Sebagai seorang pejabat pemerintah yang berada di persimpangan dunia artistik, komunitas, dan
resmi selama dua dekade terakhir, Mulyawan mendapat dukungan penuh dari komunitas artistik
lokal dan masyarakat lebih luas.
Meskipun pergantian rezim dari Orde Baru pusat ke Reformasi pada tahun 1998 hampir
tidak berdampak pada seni pertunjukan asli Lampung, namun perubahan itu secara serius
mengubah struktur kekuasaan di Lampung. Dengan penunjukan gubernur ulun Lampung pada
tahun 2004, fokus beralih pada "segala hal Lampung." Hal ini menghasilkan implementasi
kebijakan seni yang berpusat pada filosofi pi`il pesenggiri Lampung.

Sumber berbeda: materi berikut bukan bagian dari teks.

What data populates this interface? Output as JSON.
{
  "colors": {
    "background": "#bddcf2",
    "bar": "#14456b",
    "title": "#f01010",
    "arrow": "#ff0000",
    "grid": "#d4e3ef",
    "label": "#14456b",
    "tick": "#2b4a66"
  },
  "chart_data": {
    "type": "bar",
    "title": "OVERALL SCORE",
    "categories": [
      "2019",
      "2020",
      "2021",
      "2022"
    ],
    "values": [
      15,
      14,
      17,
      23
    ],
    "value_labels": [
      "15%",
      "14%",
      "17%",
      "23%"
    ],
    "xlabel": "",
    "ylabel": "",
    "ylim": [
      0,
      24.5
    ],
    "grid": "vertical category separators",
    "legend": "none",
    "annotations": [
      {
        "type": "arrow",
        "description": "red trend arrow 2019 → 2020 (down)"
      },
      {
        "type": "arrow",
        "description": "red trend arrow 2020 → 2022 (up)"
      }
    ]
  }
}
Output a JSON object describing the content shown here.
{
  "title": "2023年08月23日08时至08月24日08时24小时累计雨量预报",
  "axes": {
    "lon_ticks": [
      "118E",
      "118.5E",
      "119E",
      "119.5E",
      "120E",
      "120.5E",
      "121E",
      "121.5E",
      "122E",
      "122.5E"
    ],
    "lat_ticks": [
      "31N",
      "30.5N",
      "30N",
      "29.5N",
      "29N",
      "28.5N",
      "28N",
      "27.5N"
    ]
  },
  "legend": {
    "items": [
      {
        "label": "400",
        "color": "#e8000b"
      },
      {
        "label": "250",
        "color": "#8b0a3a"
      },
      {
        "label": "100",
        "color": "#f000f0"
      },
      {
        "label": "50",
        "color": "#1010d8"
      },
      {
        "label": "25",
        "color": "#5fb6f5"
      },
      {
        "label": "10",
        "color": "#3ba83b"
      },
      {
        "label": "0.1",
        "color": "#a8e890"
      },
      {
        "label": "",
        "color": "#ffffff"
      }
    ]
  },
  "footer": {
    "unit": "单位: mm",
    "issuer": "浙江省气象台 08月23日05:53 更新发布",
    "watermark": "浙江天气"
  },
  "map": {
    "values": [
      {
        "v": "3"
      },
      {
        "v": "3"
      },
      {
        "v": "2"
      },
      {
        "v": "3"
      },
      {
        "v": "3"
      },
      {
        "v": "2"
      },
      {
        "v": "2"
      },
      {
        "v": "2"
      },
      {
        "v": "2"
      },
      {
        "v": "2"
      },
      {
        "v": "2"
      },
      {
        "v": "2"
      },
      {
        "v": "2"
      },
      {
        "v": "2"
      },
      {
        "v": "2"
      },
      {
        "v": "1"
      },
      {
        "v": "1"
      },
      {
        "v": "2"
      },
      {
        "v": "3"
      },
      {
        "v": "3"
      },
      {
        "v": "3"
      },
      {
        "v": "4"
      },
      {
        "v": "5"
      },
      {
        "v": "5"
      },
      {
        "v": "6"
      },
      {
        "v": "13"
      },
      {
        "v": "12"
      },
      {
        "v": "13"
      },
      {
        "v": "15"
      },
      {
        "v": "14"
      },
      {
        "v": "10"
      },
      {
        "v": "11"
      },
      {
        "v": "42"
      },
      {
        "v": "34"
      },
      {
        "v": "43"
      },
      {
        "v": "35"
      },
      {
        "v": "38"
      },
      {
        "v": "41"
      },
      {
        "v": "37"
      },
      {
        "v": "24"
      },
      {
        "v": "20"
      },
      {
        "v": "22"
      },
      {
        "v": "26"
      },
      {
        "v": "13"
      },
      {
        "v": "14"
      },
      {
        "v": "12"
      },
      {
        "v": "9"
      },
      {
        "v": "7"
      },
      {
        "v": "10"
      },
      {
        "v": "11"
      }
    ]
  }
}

Intervensi resmi dalam seni Skala Brak, yang berkembang dengan dukungan jelas dari
bupati-bupati, pemimpin-pemimpin distrik, dan pemerintahan mereka masing-masing, serta,
kemudian, dukungan kuat dari MPAL dan gubernur saat ini, tanpa ragu telah membawa
perubahan signifikan pada seni pertunjukan asli tradisional Lampung Barat. Posisi artistik tinggi
Mulyawan di kalangan masyarakat dan cara diplomatisnya sebagai perantara dalam struktur
pejabat, seniman, dan masyarakat memberikan jalur untuk perkembangan artistik yang lancar,
tanpa masalah, dan penerimaan luas terhadap kepemimpinan kreatifnya dan koreografinya.
Setiap festival sakura adalah perwujudan identitas ulun Lampung. Kegiatan seputar kebangkitan
seni pertunjukan telah membantu meregenerasi dan melegitimasi identitas budaya minoritas etnis
Saibatin, yang direnungkan kembali dalam setiap pertunjukan sakura secara langsung.